Democratic presidential candidate says infant mortality rate in two neighborhoods worse than among Palestinians

US Democratic presidential candidate Sen. Bernie Sanders (D-VT) speaks during a campaign event in Baltimore, Maryland, on April 23, 2016. (Mark Wilson/Getty Images/AFP)
US Democratic presidential candidate Sen. Bernie Sanders (D-VT) speaks during a campaign event in Baltimore, Maryland, on April 23, 2016. (Mark Wilson/Getty Images/AFP)

US Democratic presidential candidate Sen. Bernie Sanders told supporters at a rally in Maryland on Saturday that Baltimore’s poverty conditions rival those in North Korea and the West Bank.

“People don’t know this,” Sanders said during a rally at the Royal Farms Arena in Baltimore. “If you are born in Baltimore’s poorest neighborhoods, your life expectancy is almost 20 years shorter than if you are born in a wealthier neighborhood.

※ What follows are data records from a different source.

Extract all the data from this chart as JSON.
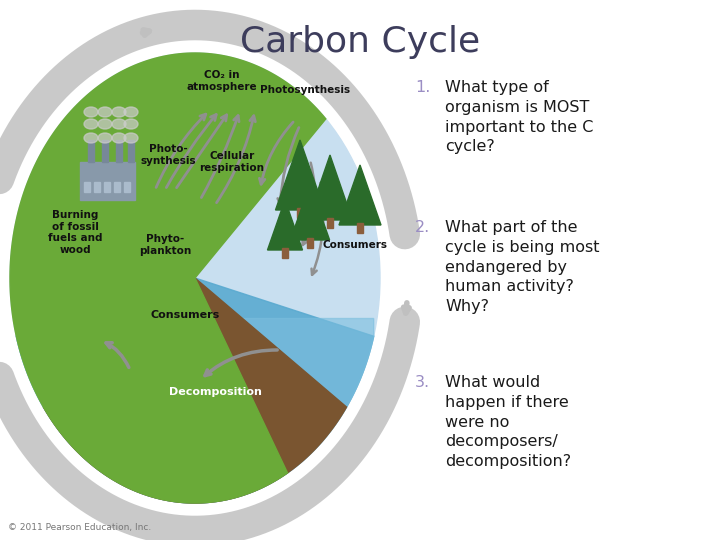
{
  "title": "Carbon Cycle",
  "title_color": "#3d3d5c",
  "title_fontsize": 26,
  "background_color": "#ffffff",
  "questions": [
    {
      "number": "1.",
      "number_color": "#9b8ec4",
      "text": "What type of\norganism is MOST\nimportant to the C\ncycle?",
      "text_color": "#1a1a1a"
    },
    {
      "number": "2.",
      "number_color": "#9b8ec4",
      "text": "What part of the\ncycle is being most\nendangered by\nhuman activity?\nWhy?",
      "text_color": "#1a1a1a"
    },
    {
      "number": "3.",
      "number_color": "#9b8ec4",
      "text": "What would\nhappen if there\nwere no\ndecomposers/\ndecomposition?",
      "text_color": "#1a1a1a"
    }
  ],
  "question_fontsize": 11.5,
  "footer_text": "© 2011 Pearson Education, Inc.",
  "footer_color": "#777777",
  "footer_fontsize": 6.5,
  "outer_arrow_color": "#c0c0c0",
  "inner_sky_color": "#c8dff0",
  "water_color": "#5aaad0",
  "water2_color": "#7bbede",
  "ground_color": "#7a5530",
  "land_color": "#6aaa38",
  "arrow_color": "#909090",
  "label_color": "#111111"
}
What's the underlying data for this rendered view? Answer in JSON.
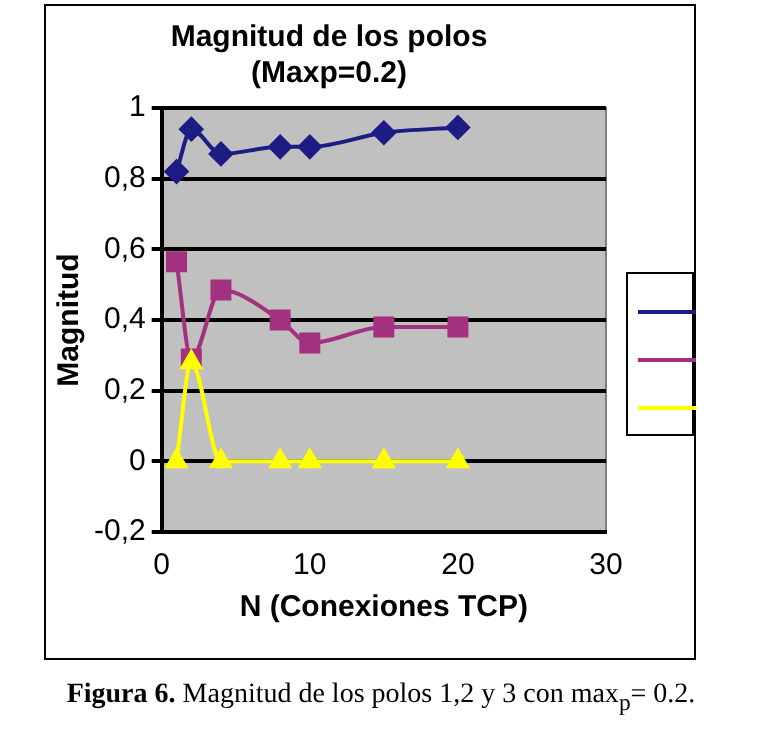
{
  "chart_data": {
    "type": "line",
    "title": "Magnitud de los polos\n(Maxp=0.2)",
    "xlabel": "N (Conexiones TCP)",
    "ylabel": "Magnitud",
    "x": [
      1,
      2,
      4,
      8,
      10,
      15,
      20
    ],
    "series": [
      {
        "color": "#1c1c84",
        "marker": "diamond",
        "values": [
          0.82,
          0.94,
          0.87,
          0.89,
          0.89,
          0.93,
          0.945
        ]
      },
      {
        "color": "#a3317d",
        "marker": "square",
        "values": [
          0.565,
          0.29,
          0.485,
          0.4,
          0.335,
          0.38,
          0.38
        ]
      },
      {
        "color": "#ffff00",
        "marker": "triangle",
        "values": [
          0,
          0.28,
          0,
          0,
          0,
          0,
          0
        ]
      }
    ],
    "xlim": [
      0,
      30
    ],
    "xticks": [
      0,
      10,
      20,
      30
    ],
    "ylim": [
      -0.2,
      1
    ],
    "yticks": [
      {
        "value": -0.2,
        "label": "-0,2"
      },
      0,
      {
        "value": 0.2,
        "label": "0,2"
      },
      {
        "value": 0.4,
        "label": "0,4"
      },
      {
        "value": 0.6,
        "label": "0,6"
      },
      {
        "value": 0.8,
        "label": "0,8"
      },
      1
    ],
    "grid": "y",
    "line_style": "solid",
    "annotations": [
      "**Figura 6.** Magnitud de los polos 1,2 y 3 con max$_{p}$= 0.2."
    ]
  }
}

“Fifteen neighborhoods in Baltimore have lower life expectancies than North Korea,” he added. “Two [neighborhoods] have a higher infant mortality rate than the West Bank in Palestine… Baltimore teenagers between the ages of 15 to 19 face poorer health conditions and a worse economic outlook than those in distressed cities in Nigeria, India, China and South Africa.”

The CIA World Factbook website ranks the West Bank at No. 115 out of 224 countries with an infant mortality of babies below the age of 1 at a rate of 13.08 per 1,000 births. Afghanistan tops the list with 115.07 per 1,000 births, and Monaco is last with 1.82.

Sanders drew criticism in the past over his erroneous recollection in a New York Daily News interview of the number of Palestinian civilians killed in the 2014 Gaza conflict. Sanders said he thought the number was 10,000 dead, but the actual UN estimate was 1,423. When someone in the room did a quick search for the official number and offered the corrected figure, Sanders accepted it.

However, speaking on MSNBC on the day after the interview, Sanders again cited an incorrect — though far less inflated — figure. Acknowledging that he hadn’t known “the exact number” when he spoke to the New York Daily News, Sanders said that “according to the United Nations, over 2,000 civilians were killed” in the war, and repeated his allegation that Israel’s military actions were “disproportionate.”

Critics have seized upon the mistake and other Sanders statements — as well as his brief employment of a vociferous critic of Israeli policies as his Jewish outreach manager — as evidence that he subscribes to the opinion that Israel is the primary aggressor in the Israeli-Palestinian conflict.